Umang Dua is an alum of Doon School.
By Deepak Chitnis
WASHINGTON, DCV: Handybook – a start-up service based in New York City that provides on-demand home cleaning services to its clients, and which is co-founded by Indian American entrepreneur Umang Dua – just raised $30 million in venture funding during a Series B investment round.
That round was led by Revolution Growth, a fund that is operated by Steve Case. That raises the company’s total fundraising to around $49 million, reports Forbes, and puts the company well on the path to growing even more than it already has in a very short amount of time.
Dua founded the company with Oisin Hanrahan, his classmate and roommate while studying at Harvard Business School in 2012. The two became fixated on starting a company together, and began pitching ideas to each other for what would make the best idea. When the two looked around at how they were living – let’s face it, the years spent living in college are not the cleanest – the idea for Handybook hit them.
The idea for Handybook is simple – clients call and schedule a home cleaning, and a certified professional that works directly for Handybook comes and performs the service. These cleanings can be booked over the phone or online, and can be done in as little as 60 seconds, says the company website. Cleanings can even be scheduled for the very next day, and customer service is available 24/7.
The company was accepted into the prestigious Highland Capital start-up incubator in the summer of 2012, and hit the ground running by the end of that year. Now, the company employs 150 workers in 26 cities across the country, and even purchased a west coast cleaning company called Exec for a little under $10 million in the winter of 2013.
Dua is originally from India, and is the son of Ajay Dua, the former Secretary in India’s ministry of Industry and Commerce.
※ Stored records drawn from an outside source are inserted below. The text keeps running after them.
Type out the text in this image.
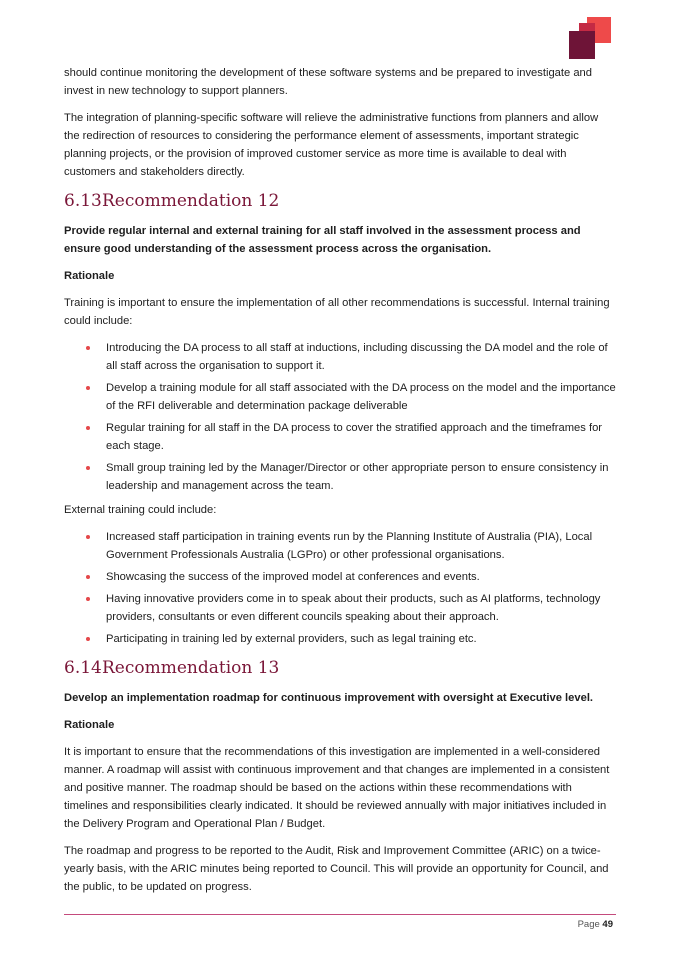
should continue monitoring the development of these software systems and be prepared to investigate and invest in new technology to support planners.

The integration of planning-specific software will relieve the administrative functions from planners and allow the redirection of resources to considering the performance element of assessments, important strategic planning projects, or the provision of improved customer service as more time is available to deal with customers and stakeholders directly.

6.13Recommendation 12

Provide regular internal and external training for all staff involved in the assessment process and ensure good understanding of the assessment process across the organisation.

Rationale

Training is important to ensure the implementation of all other recommendations is successful. Internal training could include:

Introducing the DA process to all staff at inductions, including discussing the DA model and the role of all staff across the organisation to support it.
Develop a training module for all staff associated with the DA process on the model and the importance of the RFI deliverable and determination package deliverable
Regular training for all staff in the DA process to cover the stratified approach and the timeframes for each stage.
Small group training led by the Manager/Director or other appropriate person to ensure consistency in leadership and management across the team.

External training could include:

Increased staff participation in training events run by the Planning Institute of Australia (PIA), Local Government Professionals Australia (LGPro) or other professional organisations.
Showcasing the success of the improved model at conferences and events.
Having innovative providers come in to speak about their products, such as AI platforms, technology providers, consultants or even different councils speaking about their approach.
Participating in training led by external providers, such as legal training etc.
6.14Recommendation 13

Develop an implementation roadmap for continuous improvement with oversight at Executive level.

Rationale

It is important to ensure that the recommendations of this investigation are implemented in a well-considered manner. A roadmap will assist with continuous improvement and that changes are implemented in a consistent and positive manner. The roadmap should be based on the actions within these recommendations with timelines and responsibilities clearly indicated. It should be reviewed annually with major initiatives included in the Delivery Program and Operational Plan / Budget.

The roadmap and progress to be reported to the Audit, Risk and Improvement Committee (ARIC) on a twice-yearly basis, with the ARIC minutes being reported to Council. This will provide an opportunity for Council, and the public, to be updated on progress.

Page 49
He studied at The Doon School before going to the University of Oxford, where he earned his B.A. in Economics and Political Science. He also holds a B.A. in the same fields from Amherst College, according to his LinkedIn, and earned his M.B.A. from Harvard Business School.
Before devoting himself full-time to Handybook, he was a business analyst at McKinsey & Company from 2010-2011, and also co-founded a company called College Connect, which is “an online platform that connect college and business school applicants with enrolled students.”